It is true. Living standards around the world have gone up generally.
Matter of fact, global inequality reduced in the last decade for the first time since the early 19th century during the First Industrial Revolution.
A large part of this change in fortunes has been driven by a spike in average incomes in the developing world – the developing world encompassing relatively poor countries like India and China, the two most populous nations in the world, not to mention countries in Latin America.
However, looking at the issue from such a wide lens would be papering over the cracks and ignoring the true sentiment on the ground.
Because while the masses are enjoying better incomes driven by a multitude of factors (key among them literacy) there is still a yawning gap between the rich and poor people that continues to grow wider by the year even in developed nations like the UK and United States.
In fact, it is this disparity in financial status that has fuelled movements like Occupy Wall Street in the United States and the Yellow Vest protests in France as people grow disenchanted with the increasing inequality in incomes.
There is a sense that the ‘system’ is unfair and favours those with good connections, a few who are keen to maintain the status quo.
These sentiments echo the general feeling among the working class in most countries around the world, not just in France and the US – other parts of Europe, central Asia, Africa; no region is exempt.
But as the class wrangles between the super rich and working majority rage on, people on the financial bottom rung of society seem to have been forgotten.
As the world grows more closed up and everyone watches out for their own personal interests, we seem to have cast the poor man on the street and his family onto the peripheries of society.
It is disconcerting that in this day and age, millions of people are still living in the streets. The last time a worldwide survey was attempted in 2005, the UN Habitat estimated that 100 million people across the world were homeless.
And this is not just in India and countries in sub-Saharan African.
Rich countries like Britain have their own share of people sleeping rough on its streets. Thousands cannot afford a meal to sleep on, let alone put bread on the table – for those fortunate to have the table in the first place.
We could list a raft of reasons explaining the reasons behind the inequality in the world, from government policy to corruption to illiteracy and what-not, but let’s leave that for the research papers.
Of more importance is the acknowledgement that it exists and what we can do about it.
For subscribers of religion, the Christian creed of being your brother’s keeper seems to have been forgotten.
I’m sure we all can agree that people have become too individualistic in this modern society of ours – which itself has not actually helped as it advocates for personal independence and uniqueness at the expense of the social collective.
We only get mad when the price of avocado goes soaring and go huff and puff when we can’t log in to our favourite social network even for a few hours due to outage. We argue that it keeps us ‘connected’ (which it does on a global scale) but in essence what it has done is serve to disconnect us on an individual level.

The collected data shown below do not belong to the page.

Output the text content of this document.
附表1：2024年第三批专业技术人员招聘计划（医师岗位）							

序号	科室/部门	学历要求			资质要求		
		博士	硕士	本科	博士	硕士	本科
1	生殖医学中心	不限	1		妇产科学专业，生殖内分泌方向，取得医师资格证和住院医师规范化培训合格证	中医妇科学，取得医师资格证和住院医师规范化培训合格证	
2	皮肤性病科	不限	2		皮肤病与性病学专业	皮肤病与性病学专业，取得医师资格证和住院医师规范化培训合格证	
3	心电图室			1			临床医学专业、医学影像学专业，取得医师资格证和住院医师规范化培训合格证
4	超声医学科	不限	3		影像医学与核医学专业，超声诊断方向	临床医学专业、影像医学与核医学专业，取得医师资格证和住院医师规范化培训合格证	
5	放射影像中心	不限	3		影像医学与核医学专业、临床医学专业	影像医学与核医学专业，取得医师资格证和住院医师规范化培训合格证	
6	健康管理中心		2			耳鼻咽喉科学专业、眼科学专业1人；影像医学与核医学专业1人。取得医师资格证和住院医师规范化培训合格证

Few care about what happens beyond their families, and even that ‘family’ is getting more compact as we close our eyes to the happenings within the larger extended family. We accuse some members of being a burden and reason that we can’t manage to be mindful of them as we have ‘too much to deal with’.

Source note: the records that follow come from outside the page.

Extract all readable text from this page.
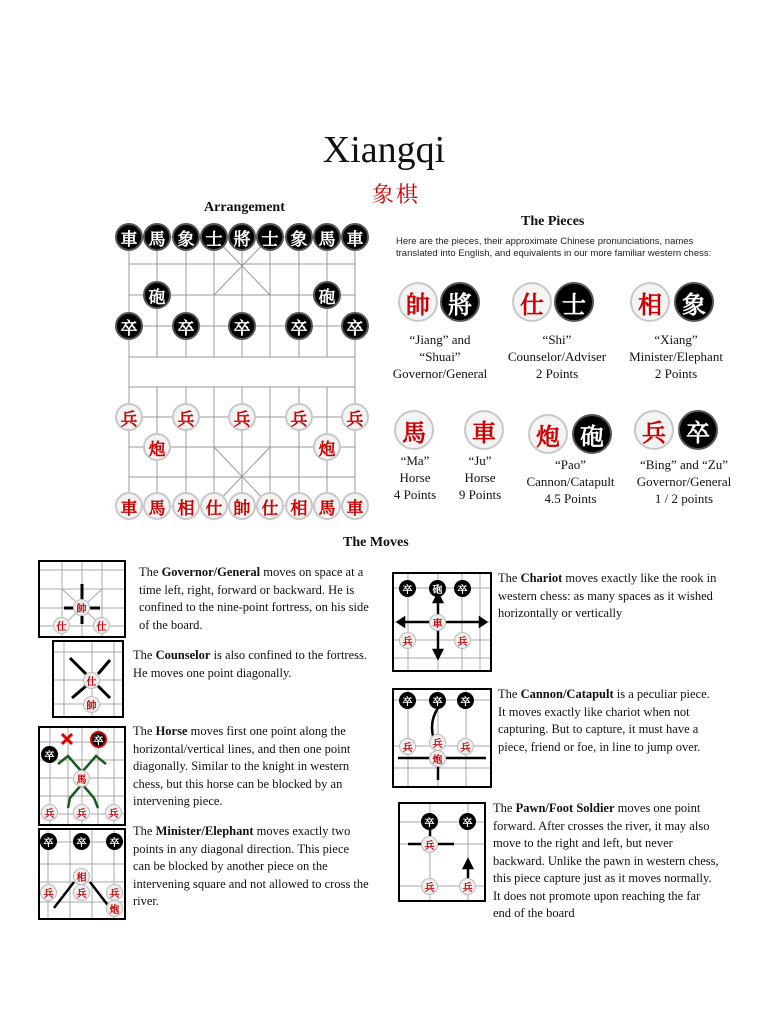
Xiangqi
象棋
Arrangement
車 馬 象 士 將 士 象 馬 車
砲	砲
卒	卒	卒	卒	卒
兵	兵	兵	兵	兵
炮	炮
車 馬 相 仕 帥 仕 相 馬 車
The Pieces
Here are the pieces, their approximate Chinese pronunciations, names translated into English, and equivalents in our more familiar western chess:
帥 將
“Jiang” and
“Shuai”
Governor/General
仕 士
“Shi”
Counselor/Adviser
2 Points
相 象
“Xiang”
Minister/Elephant
2 Points
馬
“Ma”
Horse
4 Points
車
“Ju”
Horse
9 Points
炮 砲
“Pao”
Cannon/Catapult
4.5 Points
兵 卒
“Bing” and “Zu”
Governor/General
1 / 2 points
The Moves
帥
仕	仕
The Governor/General moves on space at a time left, right, forward or backward. He is confined to the nine-point fortress, on his side of the board.
仕
帥
The Counselor is also confined to the fortress. He moves one point diagonally.
卒
卒
馬
兵	兵	兵
The Horse moves first one point along the horizontal/vertical lines, and then one point diagonally. Similar to the knight in western chess, but this horse can be blocked by an intervening piece.
卒	卒	卒
相
兵	兵	兵
炮
The Minister/Elephant moves exactly two points in any diagonal direction. This piece can be blocked by another piece on the intervening square and not allowed to cross the river.
卒	砲	卒
車
兵	兵
The Chariot moves exactly like the rook in western chess: as many spaces as it wished horizontally or vertically
卒	卒	卒
兵	兵	兵
炮
The Cannon/Catapult is a peculiar piece. It moves exactly like chariot when not capturing. But to capture, it must have a piece, friend or foe, in line to jump over.
卒	卒
兵
兵	兵
The Pawn/Foot Soldier moves one point forward. After crosses the river, it may also move to the right and left, but never backward. Unlike the pawn in western chess, this piece capture just as it moves normally. It does not promote upon reaching the far end of the board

That’s not until we probably learn of their passing, then we will show up, with the guilty conscience leaving us wondering if or how we could have helped. But no sooner are the funeral proceedings wrapped up than we restore to default settings.
But we can do better than that, each one of us. We do not need to be philanthropists or members of non-profits that cater to the less privileged in society to show a bit of empathy to those suffering.
But empathy alone cannot solve the issue. It needs action.
Some might argue that it makes more sense teaching a man to catch fish than giving him fish for dinner. Absolutely, that’s the way to go – empowering people to stand on their own feet as opposed to giving them hand-outs throughout.
Taking children out of the streets and into a help centre where they can get some education, for example.
Or imparting women living in extreme poverty with vocational skills such as tailoring and embroidery, nanny training and childcare, basic nursing skills and so on.
Their male counterparts could also be empowered by training them in fields such as carpentry and metalwork, plumbing and electrical and more.
However, that can only work in the long-term.
There are instances where the fish makes more sense, at least in the short-term, as you literally cannot teach a hungry stomach to begin with. This form of help could come in the form of food, clothing, communal shelter – you know, the basic human needs.
Then we can go on from there.
Obviously, this alone is not enough to accomplish equality on a global scale. But uplifting the lives of the poor is a good starting point.
The notion of an equal world may be an illusion as it might be naïve – particularly in an individualistic society characterised by greed – but it doesn’t mean there are things we cannot do at a personal and community level to uplift the lives of the downtrodden in society.
As we wait for governments to create that enabling environment which may never be realised in this lifetime, there are things we could do in our own small ways that could have a far-reaching effect on that one person, and in turn, that small community.
The reverberating effect that would transpire can only be for the common good of humanity.